En toen dit alles achter de rug was, de officials des avonds "in opgewekte stemming" vanuit de Tilburgse "Souvenir" naar hun woonplaatsen togen (wij citeren met die stemming de verslaggever, die het echter zonder de aanhalingstekens deed), kregen de volgende dag de kandidaatreizigers gelegenheid hun tram te testen met hun eerste rit. Op 20 september had de Maatschappij die mogelijkheid al per advertentie aangekondigd. De tram reed vijf keer per dag Tilburg-Beek v.v. en Tilburg-Esbeek v.v. vier keer daags.

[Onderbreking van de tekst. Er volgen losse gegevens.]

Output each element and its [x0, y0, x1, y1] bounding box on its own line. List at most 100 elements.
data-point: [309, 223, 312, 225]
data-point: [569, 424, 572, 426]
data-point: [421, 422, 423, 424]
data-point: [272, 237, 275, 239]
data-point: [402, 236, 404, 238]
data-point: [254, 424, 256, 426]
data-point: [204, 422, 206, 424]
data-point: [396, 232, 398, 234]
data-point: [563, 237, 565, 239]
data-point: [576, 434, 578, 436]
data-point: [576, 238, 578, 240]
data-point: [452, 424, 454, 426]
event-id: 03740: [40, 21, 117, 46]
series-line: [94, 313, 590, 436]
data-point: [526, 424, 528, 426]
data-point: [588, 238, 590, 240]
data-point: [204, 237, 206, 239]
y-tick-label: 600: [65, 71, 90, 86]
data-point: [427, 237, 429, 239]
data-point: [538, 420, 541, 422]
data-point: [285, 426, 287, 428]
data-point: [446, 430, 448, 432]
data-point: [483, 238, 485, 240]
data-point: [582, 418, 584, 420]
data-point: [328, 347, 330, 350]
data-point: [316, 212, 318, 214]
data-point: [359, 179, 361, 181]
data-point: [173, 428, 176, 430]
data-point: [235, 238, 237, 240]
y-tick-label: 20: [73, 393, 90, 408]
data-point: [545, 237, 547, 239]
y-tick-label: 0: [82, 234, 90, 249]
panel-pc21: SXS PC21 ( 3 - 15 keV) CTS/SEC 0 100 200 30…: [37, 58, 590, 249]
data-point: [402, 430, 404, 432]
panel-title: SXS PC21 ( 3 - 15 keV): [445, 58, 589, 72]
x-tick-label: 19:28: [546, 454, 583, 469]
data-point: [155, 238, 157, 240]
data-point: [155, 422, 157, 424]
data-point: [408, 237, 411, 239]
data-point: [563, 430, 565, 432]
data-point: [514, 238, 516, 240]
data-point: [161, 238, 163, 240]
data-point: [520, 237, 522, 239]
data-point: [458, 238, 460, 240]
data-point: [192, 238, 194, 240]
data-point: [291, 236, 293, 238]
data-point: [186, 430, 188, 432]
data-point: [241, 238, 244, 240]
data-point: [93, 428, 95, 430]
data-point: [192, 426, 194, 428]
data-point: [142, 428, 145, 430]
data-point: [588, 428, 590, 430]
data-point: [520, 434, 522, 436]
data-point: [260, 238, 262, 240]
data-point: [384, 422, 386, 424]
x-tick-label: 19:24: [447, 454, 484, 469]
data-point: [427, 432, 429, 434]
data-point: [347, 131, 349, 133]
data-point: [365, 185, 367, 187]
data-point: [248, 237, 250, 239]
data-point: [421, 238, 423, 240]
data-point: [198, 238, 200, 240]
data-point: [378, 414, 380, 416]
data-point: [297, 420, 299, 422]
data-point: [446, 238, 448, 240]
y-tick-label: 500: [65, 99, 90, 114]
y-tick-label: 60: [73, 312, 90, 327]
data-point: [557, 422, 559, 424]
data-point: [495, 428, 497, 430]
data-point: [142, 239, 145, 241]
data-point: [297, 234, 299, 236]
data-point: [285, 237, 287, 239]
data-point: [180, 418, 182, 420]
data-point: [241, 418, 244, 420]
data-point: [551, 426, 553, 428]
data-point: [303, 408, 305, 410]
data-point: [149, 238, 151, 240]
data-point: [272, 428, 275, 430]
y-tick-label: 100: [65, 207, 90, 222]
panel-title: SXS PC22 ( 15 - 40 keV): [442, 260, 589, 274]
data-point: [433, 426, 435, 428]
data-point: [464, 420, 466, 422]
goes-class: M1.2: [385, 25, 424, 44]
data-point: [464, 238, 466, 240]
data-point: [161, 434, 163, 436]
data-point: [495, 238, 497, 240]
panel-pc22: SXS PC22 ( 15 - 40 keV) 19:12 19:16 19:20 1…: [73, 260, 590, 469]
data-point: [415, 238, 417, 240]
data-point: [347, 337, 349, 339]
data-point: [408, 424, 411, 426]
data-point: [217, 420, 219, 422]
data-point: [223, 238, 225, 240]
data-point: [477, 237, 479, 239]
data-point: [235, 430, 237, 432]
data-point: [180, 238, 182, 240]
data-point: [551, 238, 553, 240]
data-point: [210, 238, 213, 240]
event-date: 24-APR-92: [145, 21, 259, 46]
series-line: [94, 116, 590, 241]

Niet gek, vindt U wel?! Via een grote advertentie vestigde de directie de aandacht op de mogelijkheid tot een bezoek aan De Utrecht te Esbeek, o.a. met de woorden: "Thans is de stoomploeg werkzaam, zeer interessant voor ieder, die belangstelt in beploeging van woeste gronden. Vier maal daagse gelegenheid per tram naar Esbeek en terug."

Waar is die tijd gebleven! Aanvankelijk ploegde men op De Utrecht met ossenspannen. Het bekende kruispunt van vijf wegen op het landgoed wordt nog wel "de ossenstal" genoemd omdat daar de ossen eens gestald stonden. Dat stoomploegen betekende echter een nieuwigheid van je welste. Daarbij werden twee stoommachines gebruikt, die de ploeg over een kabel heen en weer trokken. Duitsers voerden dit werk uit. Ze leven bij de oudste generatie van Esbeek voort om hun liefde tot de Hollandse jenever. "Ze lustten er wel soep van", aldus een zegsman...

 

Even rekenen

Een Tilburger, die zich "Wandelaar" noemt en een aantal maanden na de opening van de lijn het baanvak eens wilde bezichtigen, deed de volgende ontdekking. Kaartje Goirle-Beek vanaf kerk kost 15 cent. Vanaf Jans Ansems (eerste halte Goirle) naar Beek 25 cent. Kaartje richting Tilburg zowel vanaf kerk als vanaf Ansems naar station Tilburg kost 15 cent. De vijf minuten (lopend) van Ansems naar de kerk komen derhalve op een dubbeltje. Hij vindt dat maar een rare manier van "landmeten". Daarom maakte hij nooit een uitstapje naar Beek... In het algemeen vond "men" de tram nogal duur! Er werden nadien wel speciale kaartjes voor vrijdagen en marktdagen ingevoerd maar van een directe tariefverlaging waarop de handelsvereniging Tilburg aandrong, wilde de maatschappij niet weten.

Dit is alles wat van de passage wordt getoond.